STM32 + HAL + FreeRTOS Part V: SPI (with DMA)

The main flow of SPI (or any other communications for that matter) is such, that a CPU generates data to send, passes it along to the peripheral (or bit-banging logic, but that's out of scope) and then waits  for magic to happen.
There are multiple ways of "magic happening":
  • blocking mode - CPU actively does nothing, but checks the peripheral's status until transmit is done
  • interrupt mode - CPU hands off data and then proceeds with dealing with whatever it has to do. It gets interrupted, once transfer is complete and then can act upon it (store to memory, parse or whatever)
  • direct memory access (DMA) mode - CPU hands off the data and proceeds. Peripheral meanwhile sends and receives data directly from/to the memory region defined and notifies the CPU only when the transfer is done. At that point CPU can access data already in memory, it does not have to be fetched from peripheral anymore
DMA provides quite a few benefits - CPU does not have to worry about arranging transmission or data storage.

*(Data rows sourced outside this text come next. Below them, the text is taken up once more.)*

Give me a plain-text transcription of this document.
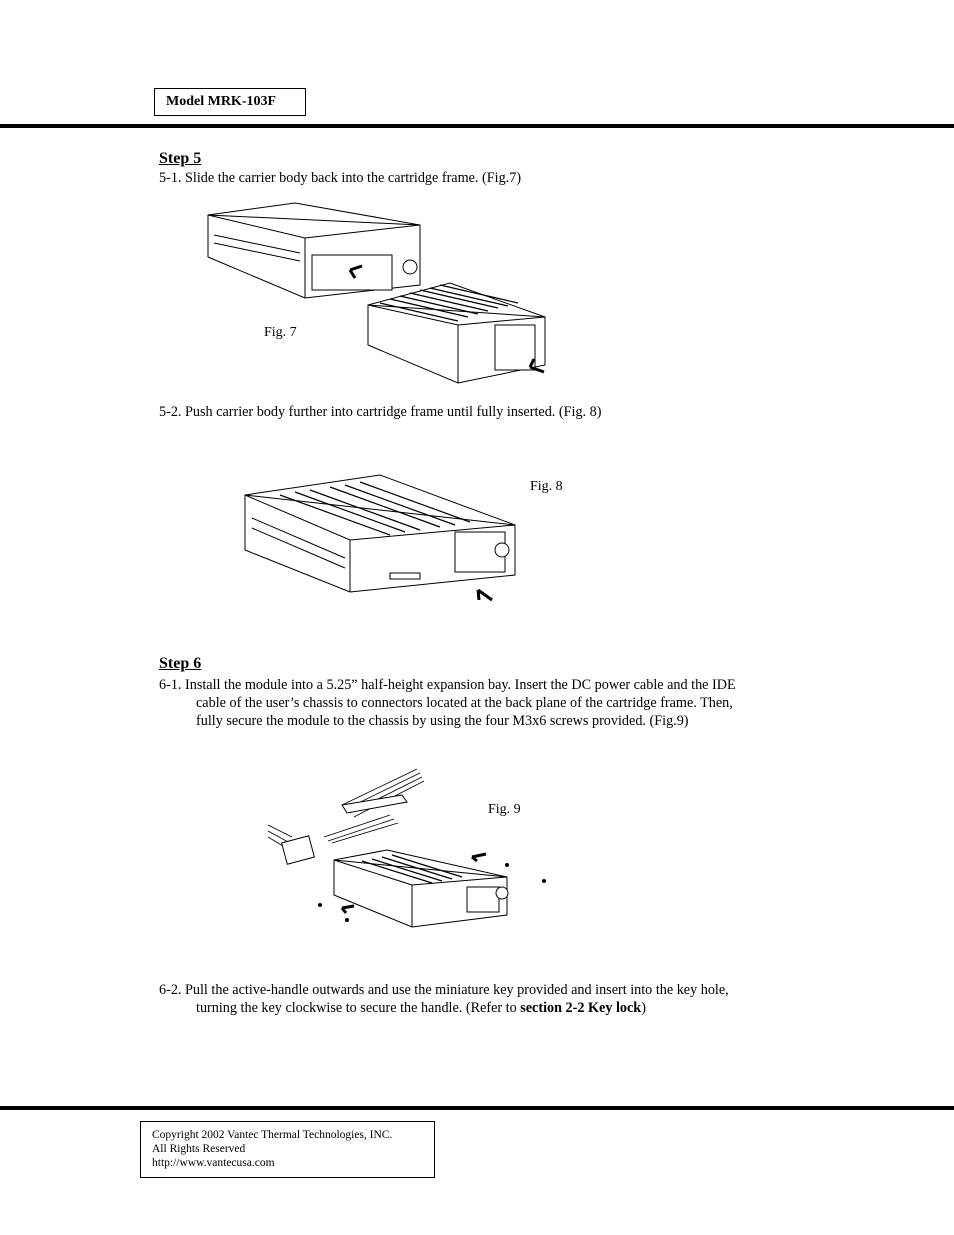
Model MRK-103F
Step 5
5-1. Slide the carrier body back into the cartridge frame. (Fig.7)
Fig. 7
5-2. Push carrier body further into cartridge frame until fully inserted. (Fig. 8)
Fig. 8
Step 6
6-1. Install the module into a 5.25” half-height expansion bay. Insert the DC power cable and the IDE
cable of the user’s chassis to connectors located at the back plane of the cartridge frame. Then,
fully secure the module to the chassis by using the four M3x6 screws provided. (Fig.9)
Fig. 9
6-2. Pull the active-handle outwards and use the miniature key provided and insert into the key hole,
turning the key clockwise to secure the handle. (Refer to section 2-2 Key lock)
Copyright 2002 Vantec Thermal Technologies, INC.
All Rights Reserved
http://www.vantecusa.com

It can even go to sleep, thus saving power. Or in data-intensive applications it can process the data batch, while another is on its way. So, what we get is extra clock cycles and possible power saving.

STM provides AN-4031 application note in which DMA functionality is described. STM32F4 has 2 DMA controllers, each responsible for its own set of peripherals. Each controller has 8 streams, each stream bound to specific peripherals. Tables 1 and 2 show each controller stream/peripheral mappings. We are interested in SPI5, since that's where on-board gyro is connected to. SPI5 is available on DMA2 Streams 3, 4 (channel 2), 5 and 6 (channel 7). Both transmit (TX) and receive (RX) channels are available as separate streams. Since streams have hardware priority according to inverse of their number (stream0 is of higher priority than stream2), care must be taken with distributing streams in application to avoid race conditions and bad states. But we don't care much about it now, because our application is tiny and we are not using any more streams which could affect our lives.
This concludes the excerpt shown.